Corrective Exercise. Despite being an expert on biomechanics and corrective exercises, Katy Bowman has never issued a set of corrective exercises for prolonged sitting. This is because she understands the biomechanical effect of any prolonged stillness on cardiovascular and joint health. Constant and continuous use of any position will cause repetitive turbulent flow of blood in certain regions that ultimately leads to the build up of plaque in our bloodstreams, cellular damage, and self-induced joint rigidity. Exercise of any kind cannot undo the cellular damage that is done by the repetitive positioning, and this is why the 4% cannot mitigate the 96%.

Standing Desks. Standing desks were the initial solution to the “sitting is the new smoking” panic, but they also have their limitations. Getting out of this constant sitting position has a number of benefits and mitigates many risk factors, but when done for long periods of time as a substitute for sitting, standing is just another still position with its own risk factors. So unless your standing desk enables you to move more frequently and change positions regularly, it does not solve the problem.

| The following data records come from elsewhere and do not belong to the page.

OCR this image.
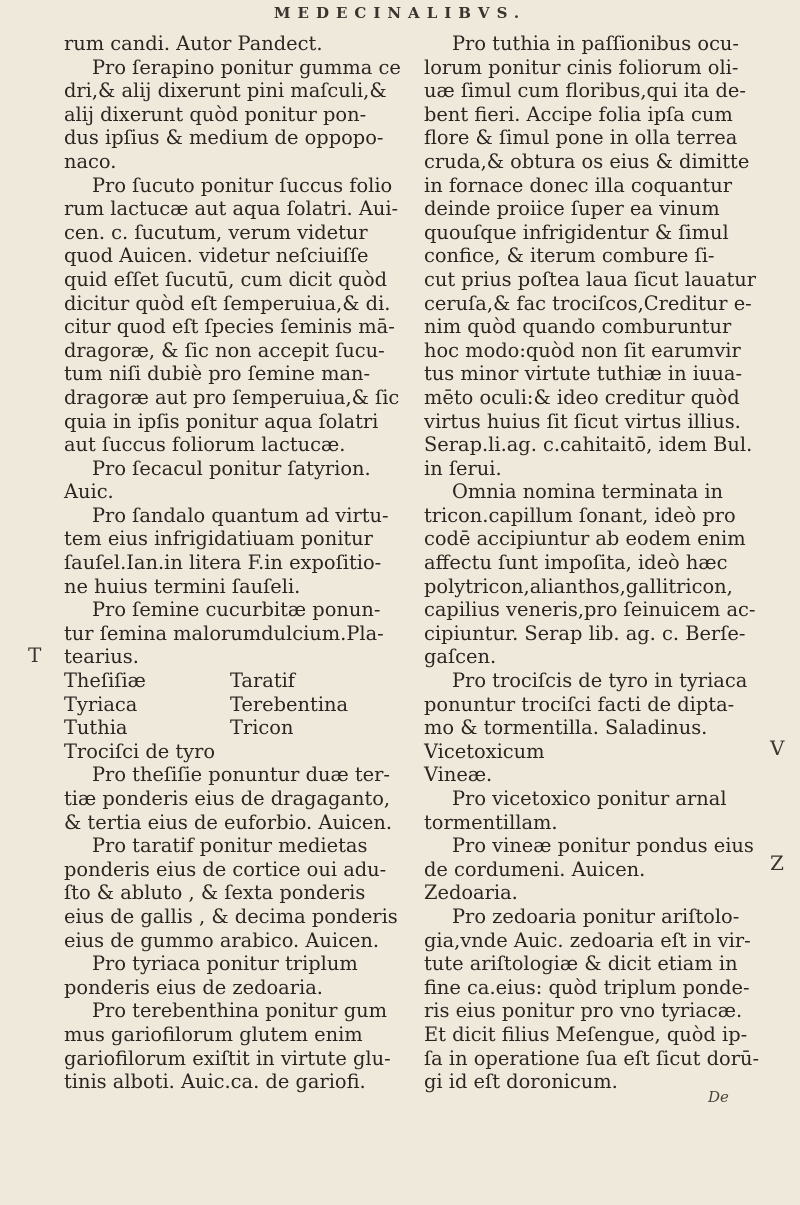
MEDECINALIBVS.
T
V
Z
rum candi. Autor Pandect.
Pro ſerapino ponitur gumma ce
dri,& alij dixerunt pini maſculi,&
alij dixerunt quòd ponitur pon-
dus ipſius & medium de oppopo-
naco.
Pro ſucuto ponitur ſuccus folio
rum lactucæ aut aqua ſolatri. Aui-
cen. c. ſucutum, verum videtur
quod Auicen. videtur neſciuiſſe
quid eſſet ſucutū, cum dicit quòd
dicitur quòd eſt ſemperuiua,& di.
citur quod eſt ſpecies ſeminis mā-
dragoræ, & ſic non accepit ſucu-
tum niſi dubiè pro ſemine man-
dragoræ aut pro ſemperuiua,& ſic
quia in ipſis ponitur aqua ſolatri
aut ſuccus foliorum lactucæ.
Pro ſecacul ponitur ſatyrion.
Auic.
Pro ſandalo quantum ad virtu-
tem eius infrigidatiuam ponitur
ſauſel.Ian.in litera F.in expoſitio-
ne huius termini ſauſeli.
Pro ſemine cucurbitæ ponun-
tur ſemina malorumdulcium.Pla-
tearius.
Theſiſiæ	Taratif
Tyriaca	Terebentina
Tuthia	Tricon
Trociſci de tyro
Pro theſiſie ponuntur duæ ter-
tiæ ponderis eius de dragaganto,
& tertia eius de euforbio. Auicen.
Pro taratif ponitur medietas
ponderis eius de cortice oui adu-
ſto & abluto , & ſexta ponderis
eius de gallis , & decima ponderis
eius de gummo arabico. Auicen.
Pro tyriaca ponitur triplum
ponderis eius de zedoaria.
Pro terebenthina ponitur gum
mus gariofilorum glutem enim
gariofilorum exiſtit in virtute glu-
tinis alboti. Auic.ca. de gariofi.
Pro tuthia in paſſionibus ocu-
lorum ponitur cinis foliorum oli-
uæ ſimul cum floribus,qui ita de-
bent fieri. Accipe folia ipſa cum
flore & ſimul pone in olla terrea
cruda,& obtura os eius & dimitte
in fornace donec illa coquantur
deinde proiice ſuper ea vinum
quouſque infrigidentur & ſimul
confice, & iterum combure ſi-
cut prius poſtea laua ſicut lauatur
ceruſa,& fac trociſcos,Creditur e-
nim quòd quando comburuntur
hoc modo:quòd non ſit earumvir
tus minor virtute tuthiæ in iuua-
mēto oculi:& ideo creditur quòd
virtus huius ſit ſicut virtus illius.
Serap.li.ag. c.cahitaitō, idem Bul.
in ſerui.
Omnia nomina terminata in
tricon.capillum ſonant, ideò pro
codē accipiuntur ab eodem enim
affectu ſunt impoſita, ideò hæc
polytricon,alianthos,gallitricon,
capilius veneris,pro ſeinuicem ac-
cipiuntur. Serap lib. ag. c. Berſe-
gaſcen.
Pro trociſcis de tyro in tyriaca
ponuntur trociſci facti de dipta-
mo & tormentilla. Saladinus.
Vicetoxicum
Vineæ.
Pro vicetoxico ponitur arnal
tormentillam.
Pro vineæ ponitur pondus eius
de cordumeni. Auicen.
Zedoaria.
Pro zedoaria ponitur ariſtolo-
gia,vnde Auic. zedoaria eſt in vir-
tute ariſtologiæ & dicit etiam in
fine ca.eius: quòd triplum ponde-
ris eius ponitur pro vno tyriacæ.
Et dicit filius Meſengue, quòd ip-
ſa in operatione ſua eſt ſicut dorū-
gi id eſt doronicum.
De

Neither do I, and neither do most of us, but again, exercise in the typical sense is not the answer. Simply breaking up the sedentary periods with some natural movement and repositioning yourself frequently go a long way towards mitigating all of the issues associated with sitting and sedentary lifestyles. Here are a simple things you can do to mitigate your risks:

1. WORK DYNAMICALLY. Vary your position. Frequent repositioning will constantly change the load from gravity on all of your joints and have significant internal (bloodstream, airways, pressures) and external effects. A good way to do this is to sit on the floor if you can. Yes, you will get uncomfortable after a period of time, but that’s the point. You will not have to consciously remember to change positions because you will do so naturally and reap all the benefits.

2. CHOOSE MOVEMENT. Find ways to include movement naturally throughout your day. Much of the time we spend sitting still can be replaced with natural, nutritious movement with the benefit of health, energy, concentration, and often finances as well. Find your own ways to capitalize on all the Movement Opportunities in your life.

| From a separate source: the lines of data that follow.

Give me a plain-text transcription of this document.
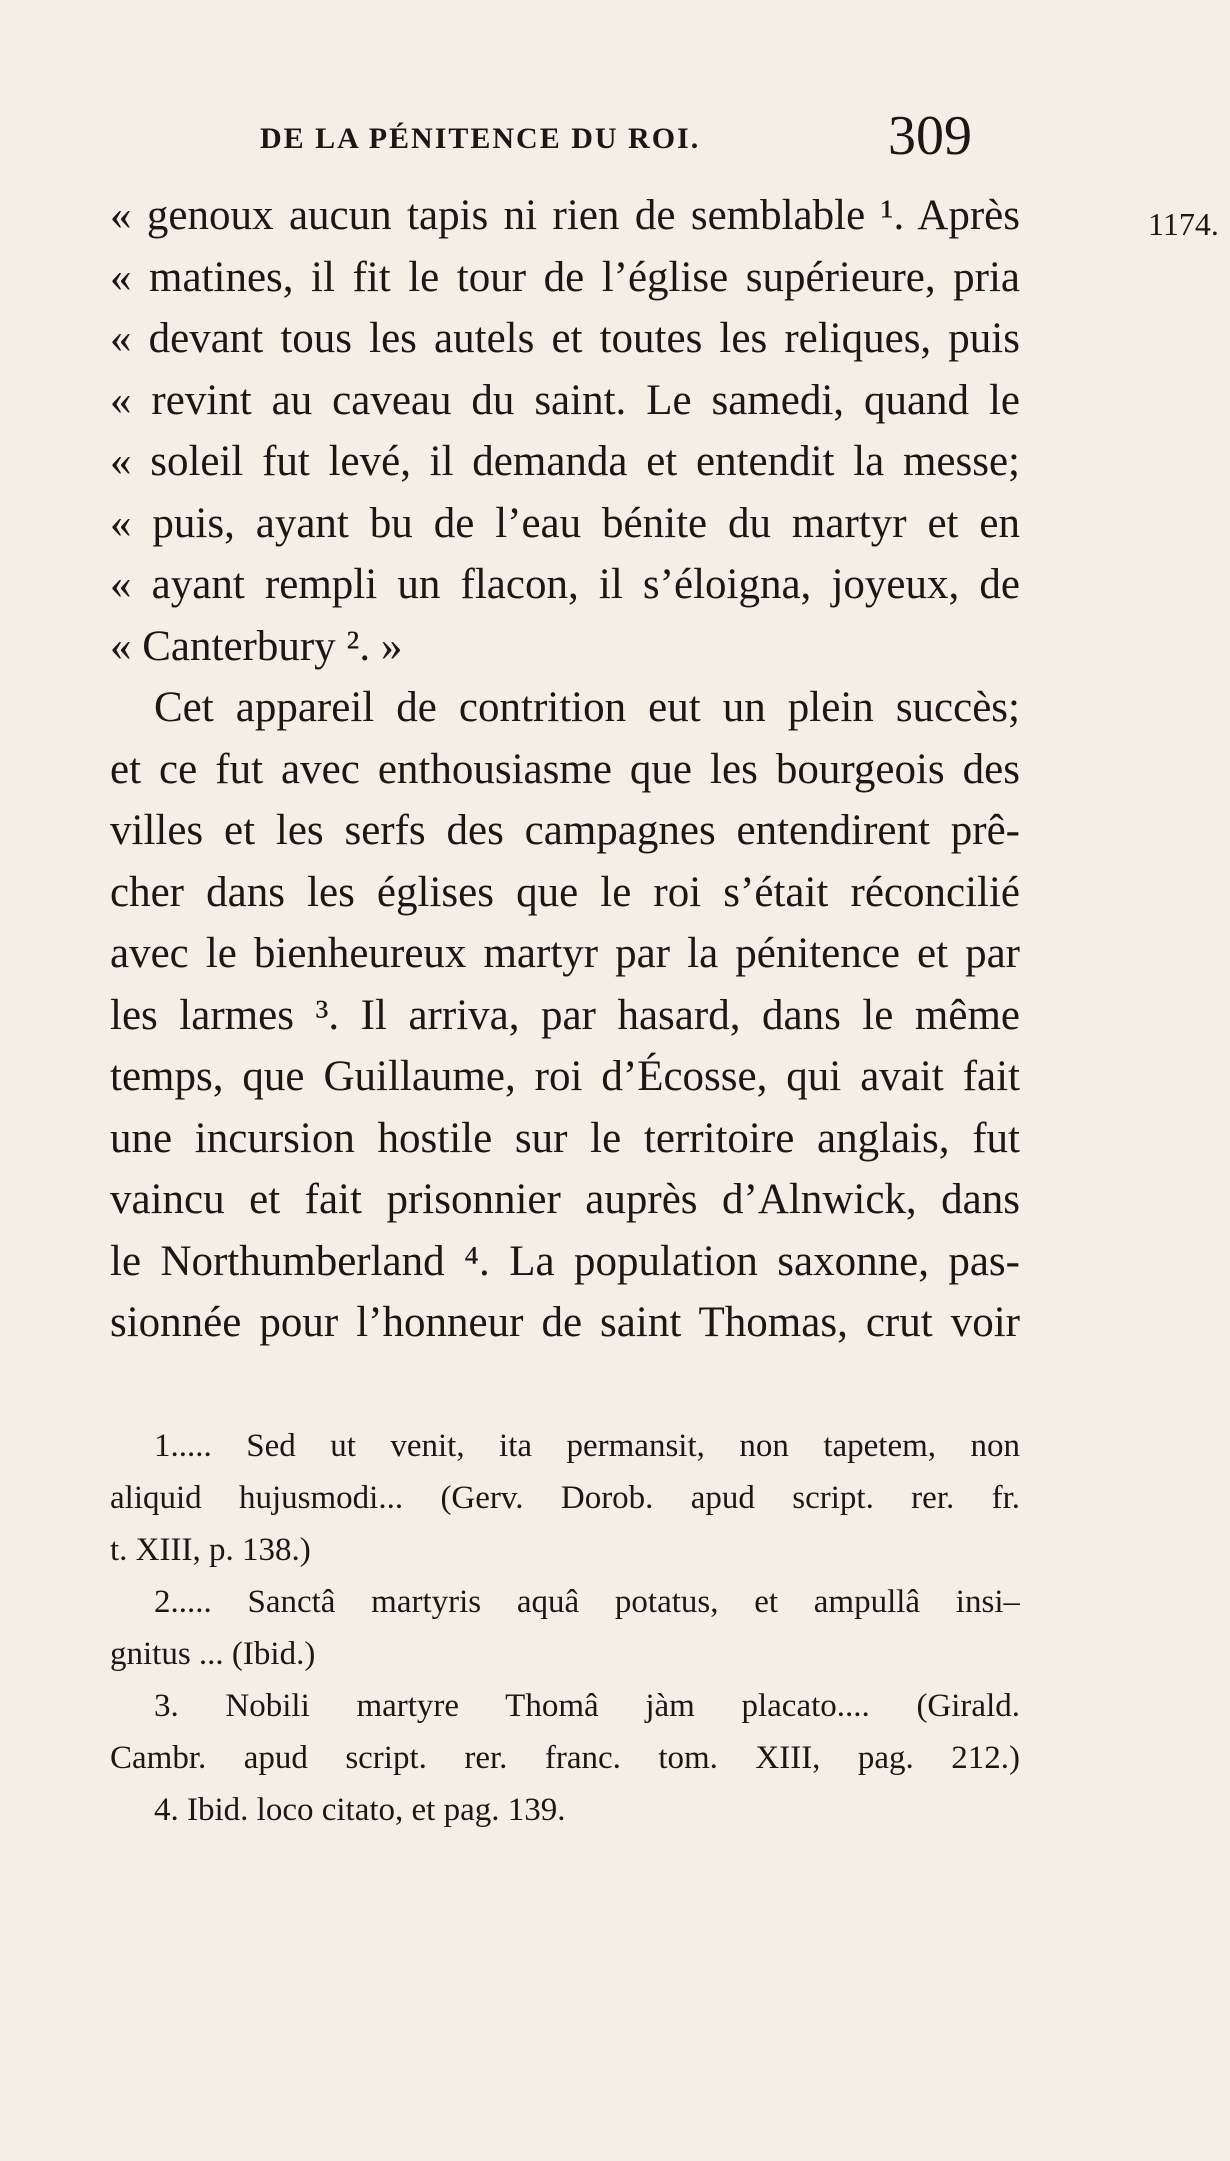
DE LA PÉNITENCE DU ROI.	309
1174.
« genoux aucun tapis ni rien de semblable ¹. Après
« matines, il fit le tour de l’église supérieure, pria
« devant tous les autels et toutes les reliques, puis
« revint au caveau du saint. Le samedi, quand le
« soleil fut levé, il demanda et entendit la messe;
« puis, ayant bu de l’eau bénite du martyr et en
« ayant rempli un flacon, il s’éloigna, joyeux, de
« Canterbury ². »
Cet appareil de contrition eut un plein succès;
et ce fut avec enthousiasme que les bourgeois des
villes et les serfs des campagnes entendirent prê-
cher dans les églises que le roi s’était réconcilié
avec le bienheureux martyr par la pénitence et par
les larmes ³. Il arriva, par hasard, dans le même
temps, que Guillaume, roi d’Écosse, qui avait fait
une incursion hostile sur le territoire anglais, fut
vaincu et fait prisonnier auprès d’Alnwick, dans
le Northumberland ⁴. La population saxonne, pas-
sionnée pour l’honneur de saint Thomas, crut voir
1..... Sed ut venit, ita permansit, non tapetem, non
aliquid hujusmodi... (Gerv. Dorob. apud script. rer. fr.
t. XIII, p. 138.)
2..... Sanctâ martyris aquâ potatus, et ampullâ insi–
gnitus ... (Ibid.)
3. Nobili martyre Thomâ jàm placato.... (Girald.
Cambr. apud script. rer. franc. tom. XIII, pag. 212.)
4. Ibid. loco citato, et pag. 139.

3. STRETCH. Getting in the habit of stretching throughout the day is another great way to break up the sedentary moments, and it actually increases blood flow to those muscles as well. In most positions you find yourself in, there will be muscles that are held in either shortened or elongated positions, and over time they will adapt to these lengths. By stretching your muscles, especially the shortened and tight ones, you maintain their ability to move through their ranges of motion and pull blood flow to them (which yields health blood pressure and cardiovascular health). You may also reap benefits of joint health and better alignment.

4. EXERCISE. Yes, I said exercise. Exercise in itself is not bad and is shown to be linked to reduced risk for most chronic diseases. It is not THE solution to sedentary living because it alone cannot fix everything, but it’s still incredibly beneficial. The issue is when exercise is done poorly or as a mitigation to an overwhelmingly sedentary lifestyle. It is important to stay active and find your own enjoyable ways to get your moderate to vigorous levels of activity in that work for you. Just don’t assume that exercise alone checks the box on movement in your life.

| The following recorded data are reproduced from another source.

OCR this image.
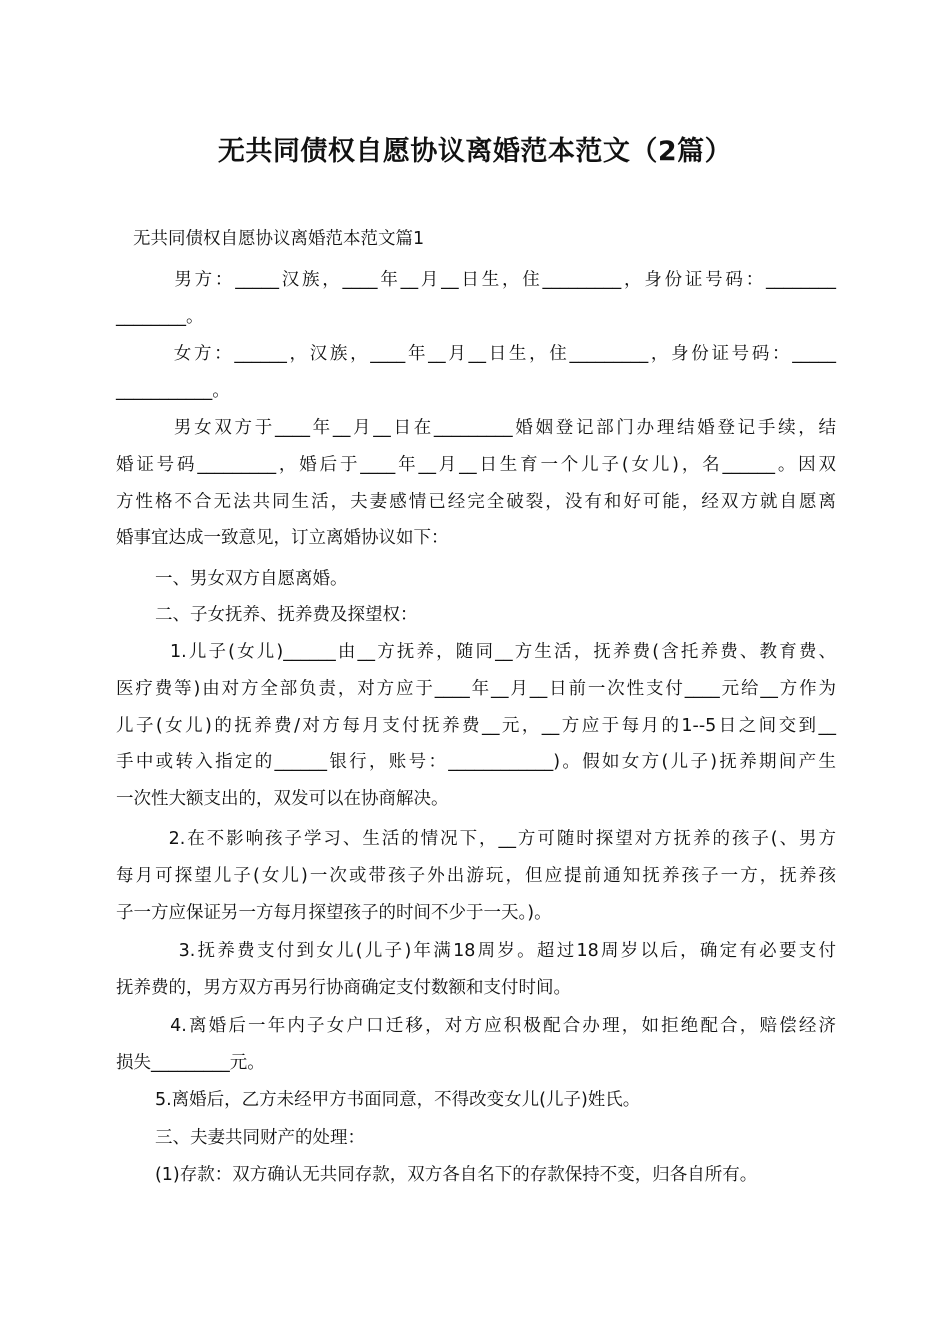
无共同债权自愿协议离婚范本范文（2篇）
无共同债权自愿协议离婚范本范文篇1
男方：_____汉族，____年__月__日生，住_________，身份证号码：________
________。
女方：______，汉族，____年__月__日生，住_________，身份证号码：_____
___________。
男女双方于____年__月__日在_________婚姻登记部门办理结婚登记手续，结
婚证号码_________，婚后于____年__月__日生育一个儿子(女儿)，名______。因双
方性格不合无法共同生活，夫妻感情已经完全破裂，没有和好可能，经双方就自愿离
婚事宜达成一致意见，订立离婚协议如下：
一、男女双方自愿离婚。
二、子女抚养、抚养费及探望权：
1.儿子(女儿)______由__方抚养，随同__方生活，抚养费(含托养费、教育费、
医疗费等)由对方全部负责，对方应于____年__月__日前一次性支付____元给__方作为
儿子(女儿)的抚养费/对方每月支付抚养费__元，__方应于每月的1--5日之间交到__
手中或转入指定的______银行，账号：____________)。假如女方(儿子)抚养期间产生
一次性大额支出的，双发可以在协商解决。
2.在不影响孩子学习、生活的情况下，__方可随时探望对方抚养的孩子(、男方
每月可探望儿子(女儿)一次或带孩子外出游玩，但应提前通知抚养孩子一方，抚养孩
子一方应保证另一方每月探望孩子的时间不少于一天。)。
3.抚养费支付到女儿(儿子)年满18周岁。超过18周岁以后，确定有必要支付
抚养费的，男方双方再另行协商确定支付数额和支付时间。
4.离婚后一年内子女户口迁移，对方应积极配合办理，如拒绝配合，赔偿经济
损失_________元。
5.离婚后，乙方未经甲方书面同意，不得改变女儿(儿子)姓氏。
三、夫妻共同财产的处理：
(1)存款：双方确认无共同存款，双方各自名下的存款保持不变，归各自所有。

The evidence is all around us. It’s in the unfortunate elderly women walking down the street with her back hunched over and one hand on her aching spine. It’s in the sad old man who has lost the ability to walk and is stuck in a wheel chair for the rest of his life. Old age did not bend her spine forwards and calcify it or put him in that position. Repetitive positioning did. We are not anatomically designed to sit (chairs are a very recent invention in the grand scheme of our development) or to lean forward with our spine for the majority of the time, but we are designed to adapt to our environment. We are how we move! So if we want to be able to get up and down off the floor, walk, hang, squat, twist, turn, stand up straight, and brachiate into our later years, we need to do all of that regularly and break up the excessive stillness that plagues our lifestyles.